Back in 2004, the FBI served Nicholas Merrill with a National Security Letter. Merrill owned Calyx Internet Access, and the FBI wanted him to turn over transactional records about his clients. As usual with NSLs, this was done without a subpoena or a court order. Merrill was forbidden from revealing the contents of the NSL or even publicly acknowledging that he had received an NSL.
Merrill went to court, and US District Judge Victor Marrero initially ruled against him. Merrill subsequently reached an agreement with the government that allowed him to discuss the NSL but not to reveal which records the FBI had requested. Merrill continued to fight, and today, in Merrill v. Lynch,1 Marrero finally ruled definitively in his favor.
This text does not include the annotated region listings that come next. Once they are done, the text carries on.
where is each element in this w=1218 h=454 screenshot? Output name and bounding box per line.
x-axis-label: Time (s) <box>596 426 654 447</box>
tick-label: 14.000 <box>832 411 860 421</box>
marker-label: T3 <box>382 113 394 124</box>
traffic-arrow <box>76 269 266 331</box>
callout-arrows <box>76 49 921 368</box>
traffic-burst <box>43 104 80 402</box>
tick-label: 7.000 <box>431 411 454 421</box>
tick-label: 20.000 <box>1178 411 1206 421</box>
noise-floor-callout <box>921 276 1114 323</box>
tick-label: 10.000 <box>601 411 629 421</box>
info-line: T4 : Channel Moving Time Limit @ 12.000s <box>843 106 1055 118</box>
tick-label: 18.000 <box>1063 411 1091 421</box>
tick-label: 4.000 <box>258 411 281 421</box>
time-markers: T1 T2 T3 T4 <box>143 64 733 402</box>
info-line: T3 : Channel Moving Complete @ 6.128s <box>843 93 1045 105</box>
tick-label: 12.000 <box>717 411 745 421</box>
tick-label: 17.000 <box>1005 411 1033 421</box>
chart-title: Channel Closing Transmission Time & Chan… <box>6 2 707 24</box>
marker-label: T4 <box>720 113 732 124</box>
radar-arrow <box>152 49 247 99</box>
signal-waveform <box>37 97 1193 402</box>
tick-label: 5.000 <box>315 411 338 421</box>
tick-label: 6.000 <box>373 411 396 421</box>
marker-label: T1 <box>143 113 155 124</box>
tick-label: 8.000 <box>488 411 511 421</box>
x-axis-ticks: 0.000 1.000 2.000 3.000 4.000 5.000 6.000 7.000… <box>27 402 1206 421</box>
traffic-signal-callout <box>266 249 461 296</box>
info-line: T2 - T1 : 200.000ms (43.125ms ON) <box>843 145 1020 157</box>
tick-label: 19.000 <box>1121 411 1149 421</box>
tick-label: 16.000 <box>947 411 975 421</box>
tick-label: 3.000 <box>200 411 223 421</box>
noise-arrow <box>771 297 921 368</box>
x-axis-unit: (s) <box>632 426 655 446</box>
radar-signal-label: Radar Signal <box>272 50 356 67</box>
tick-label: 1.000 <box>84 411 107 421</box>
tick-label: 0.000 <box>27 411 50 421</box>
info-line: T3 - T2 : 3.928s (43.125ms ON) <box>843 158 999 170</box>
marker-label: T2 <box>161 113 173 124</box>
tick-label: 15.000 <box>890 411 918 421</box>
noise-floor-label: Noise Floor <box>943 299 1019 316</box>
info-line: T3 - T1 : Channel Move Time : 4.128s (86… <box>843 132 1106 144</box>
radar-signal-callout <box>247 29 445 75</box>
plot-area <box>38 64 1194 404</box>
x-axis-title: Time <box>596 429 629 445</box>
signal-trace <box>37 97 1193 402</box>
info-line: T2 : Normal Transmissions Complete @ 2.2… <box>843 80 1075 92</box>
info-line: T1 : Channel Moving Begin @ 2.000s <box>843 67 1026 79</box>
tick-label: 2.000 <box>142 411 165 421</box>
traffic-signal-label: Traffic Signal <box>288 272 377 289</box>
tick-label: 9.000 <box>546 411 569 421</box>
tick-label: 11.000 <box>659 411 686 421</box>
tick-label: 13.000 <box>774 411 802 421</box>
In cases like this, the government has to demonstrate that disclosure would cause specific harm, and Marrero found that they hadn’t done so. Among other things, he points out that the Department of Justice itself already publishes a manual that includes sample language for NSLs. It includes most of the transactional data the the FBI requested from Merrill, and the remaining items would hardly be difficult for a potential target to figure out.
Still, the FBI argued that there were some differences, and those should be kept secret. Marrero provides an example that he finds singularly unimpressive:
Many of the remaining redactions in the Attachment are even harder to justify than the categories discussed thus far. For example, the Government seeks to prevent Merrill from disclosing that the Attachment requested “Subscriber day/evening telephone numbers” even though the Government now concedes that the phrase “telephone number” can be disclosed. The Court is not persuaded that there is a “good reason” to believe that disclosure of the fact that the Government can use NSLs to seek both day and evening telephone numbers could result in an enumerated harm, especially if it is already publicly known that the Government can use NSLs to obtain a telephone number, more generally.
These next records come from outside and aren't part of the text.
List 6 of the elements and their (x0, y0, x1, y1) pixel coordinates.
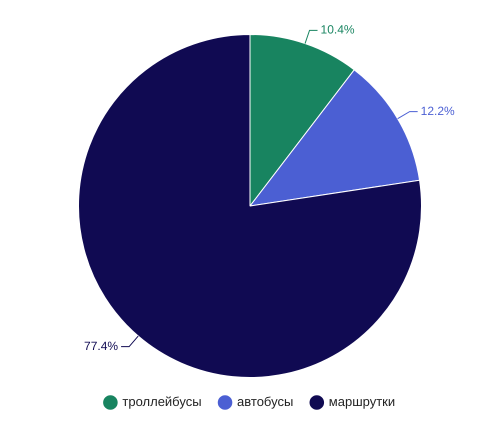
data-label: 10.4% (320, 22, 355, 37)
data-label: 12.2% (420, 104, 456, 118)
legend-label: троллейбусы (122, 394, 202, 410)
data-label: 77.4% (84, 338, 118, 353)
legend-label: автобусы (237, 394, 294, 410)
legend-label: маршрутки (328, 394, 396, 410)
Thanks to Marcy Wheeler for pointing this out. You may consider it your entertainment for the day. That is, you could consider it in that light if it weren’t a pretty important subject. And unfortunately, the court’s ruling is quite narrow: the only reason Marrero changed his mind is because the investigation has been closed, the target has been revealed, and virtually everything else about the NSL is already public. In other words, this will have very little impact on the government’s future power to issue tens of thousands of NSLs with virtually no oversight. We now know what information the FBI wanted in 2004, but we’re no closer to knowing what they routinely ask for today.
1Yes, seriously. Nicholas Merrill vs. Attorney General Loretta Lynch.